There are days living in China, particularly in a relatively affluent city like Shanghai, when life can seem very normal to someone who grew up in the United States. This weekend was sunny and pleasant (the autumn is by far the nicest time of the year here), and I watched my daughter play outside with one of her best friends—a neighbor’s kid who comes over to our house frequently. On Sunday I played tennis with a friend at a brand spanking new sports club out where we live in the suburbs. I even saw a World Series game live on television, watching the despised Red Sox (sorry, I’m a Bronx born, life-long Yankees fan) beat Colorado. Normal, nice (ok, except the bit about the Red Sox winning… ), relaxing.
Then reality intruded. After our tennis game on Sunday, my playing partner invited my wife and I over for a post match cup of coffee. On the way to his apartment, my friend—a westerner who will remain nameless, for reasons that will become clear—casually mentioned that he had had something strange happen to him the day before. He had taken his car into a garage to get it serviced, and when it was up on the rack, he noticed something strange affixed to the bottom of the car: a small, rectangular device, covered in blue, shrink wrapped paper, with a couple of small wires sticking out of it.
Puzzled—and, for a couple of heartbeats, frightened (“it sort of looked like it could have been a bomb…”)—my friend and the garage mechanic clipped the wires, cut down the small package and disassembled the device. When we got to his home he laid the pieces out on his kitchen table: it was a small cell phone, with an antenna that was extended when my friend discovered the thing attached like a barnacle to the bottom of his car, plus the small wires that he had clipped to get the device down, and the batteries that enabled the whole contraption to stick to the bottom of the car.
It was, plainly, a tracking device. Someone –someone, that is, with access to a cellular network’s computers–could call the phone and pretty quickly determine where the car was.
When you’re a journalist or a diplomat or even a businessman working for a big foreign company here, you can fairly assume that your home and your phones are bugged. That’s not surprising; it’s straightforward, goes with the territory type stuff. But my friend works for a Shanghai based supplier of basic industrial machinery. A small, successful but not particularly notable metal bending company; its product line, and the machinery used to produce it, are not particularly sophisticated; there are no patents involved, no industrial high tech secrets, according to my friend. Nor are any of his company’s customers military or military related firms. In other words, he was completely flummoxed as to why the local public security bureau—if that’s who had affixed the device—would be so interested into his whereabouts at all times.

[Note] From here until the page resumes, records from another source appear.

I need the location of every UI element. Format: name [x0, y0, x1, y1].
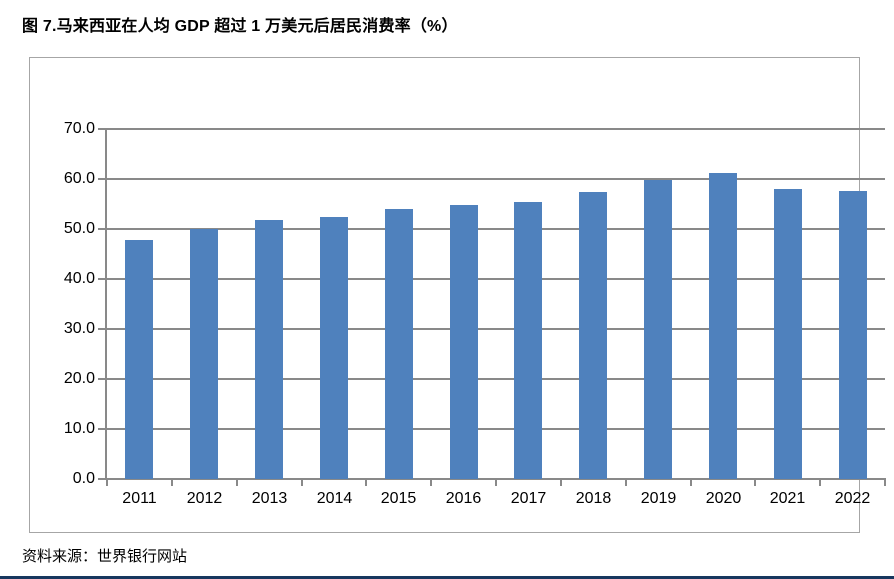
y-axis-tick-label: 30.0 [63, 320, 95, 337]
x-axis-label: 2017 [510, 490, 547, 507]
y-axis-tick [98, 278, 106, 280]
y-axis-tick [98, 228, 106, 230]
gridline [107, 278, 885, 280]
x-axis-tick [171, 478, 173, 486]
x-axis-tick [301, 478, 303, 486]
x-axis-tick [884, 478, 886, 486]
x-axis-tick [625, 478, 627, 486]
y-axis-tick [98, 178, 106, 180]
chart-panel: 0.0 10.0 20.0 30.0 40.0 50.0 60.0 70.0 2011 2012 2… [29, 57, 886, 533]
x-axis-tick [106, 478, 108, 486]
y-axis-tick [98, 328, 106, 330]
page-bottom-rule [0, 576, 894, 579]
x-axis-label: 2014 [316, 490, 353, 507]
gridline [107, 178, 885, 180]
bar-2019 [644, 180, 672, 479]
x-axis-label: 2020 [705, 490, 742, 507]
y-axis-tick-label: 40.0 [63, 270, 95, 287]
y-axis-line [105, 128, 107, 480]
bar-2017 [514, 202, 542, 479]
bar-2013 [255, 220, 283, 479]
y-axis-tick [98, 478, 106, 480]
y-axis-tick-label: 60.0 [63, 170, 95, 187]
y-axis-tick [98, 428, 106, 430]
source-caption: 资料来源：世界银行网站 [22, 548, 188, 565]
x-axis-tick [495, 478, 497, 486]
x-axis-label: 2016 [445, 490, 482, 507]
x-axis-tick [754, 478, 756, 486]
y-axis-tick-label: 50.0 [63, 220, 95, 237]
gridline [107, 378, 885, 380]
x-axis-tick [430, 478, 432, 486]
y-axis-tick-label: 0.0 [72, 470, 95, 487]
x-axis-label: 2022 [834, 490, 871, 507]
bar-2014 [320, 217, 348, 479]
bar-2012 [190, 229, 218, 479]
x-axis-label: 2013 [251, 490, 288, 507]
x-axis-label: 2021 [769, 490, 806, 507]
gridline [107, 228, 885, 230]
y-axis-tick-label: 10.0 [63, 420, 95, 437]
bar-2015 [385, 209, 413, 479]
x-axis-label: 2015 [380, 490, 417, 507]
gridline [107, 328, 885, 330]
x-axis-tick [236, 478, 238, 486]
x-axis-label: 2011 [122, 490, 157, 507]
gridline [107, 428, 885, 430]
bar-2020 [709, 173, 737, 479]
y-axis-tick-label: 20.0 [63, 370, 95, 387]
x-axis-tick [819, 478, 821, 486]
x-axis-tick [690, 478, 692, 486]
bar-2016 [450, 205, 478, 479]
x-axis-tick [560, 478, 562, 486]
x-axis-tick [365, 478, 367, 486]
plot-area: 0.0 10.0 20.0 30.0 40.0 50.0 60.0 70.0 2011 2012 2… [64, 120, 886, 507]
bar-2021 [774, 189, 802, 479]
bar-2011 [125, 240, 153, 479]
y-axis-tick [98, 378, 106, 380]
figure-title: 图 7.马来西亚在人均 GDP 超过 1 万美元后居民消费率（%） [22, 18, 458, 35]
x-axis-label: 2012 [186, 490, 223, 507]
bar-2018 [579, 192, 607, 479]
y-axis-tick [98, 128, 106, 130]
gridline [107, 128, 885, 130]
x-axis-label: 2019 [640, 490, 677, 507]
bar-2022 [839, 191, 867, 479]
y-axis-tick-label: 70.0 [63, 120, 95, 137]
x-axis-label: 2018 [575, 490, 612, 507]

Could it possibly have been commercial espionage, I asked him. Could a competing company have done this? He said he didn’t know why they would. He said he drives his car to work, and that’s pretty much it, and it could hardly be a secret that he drove to work every morning.
My friend is an adventurous sort. He’s an outdoorsy type who has explored various parts of China to go camping and rock climbing, and often he will drive long distances to pursue these interests. He also speaks fluent Chinese.
So he’s not, true enough, your typical businessman-expat. But if he’s a spy, then I’m Manny Ramirez.
Perhaps it was, despite my friend’s doubts, a case of industrial espionage. But I tend to doubt it, too. I think the shrink-wrapped tracking device—classic spook gear–is evidence that there are too many Public Security Bureau guys with too much time on their hands here in Shanghai.
You’d think with the economy growing at 11.5 per cent per quarter they could get a real job.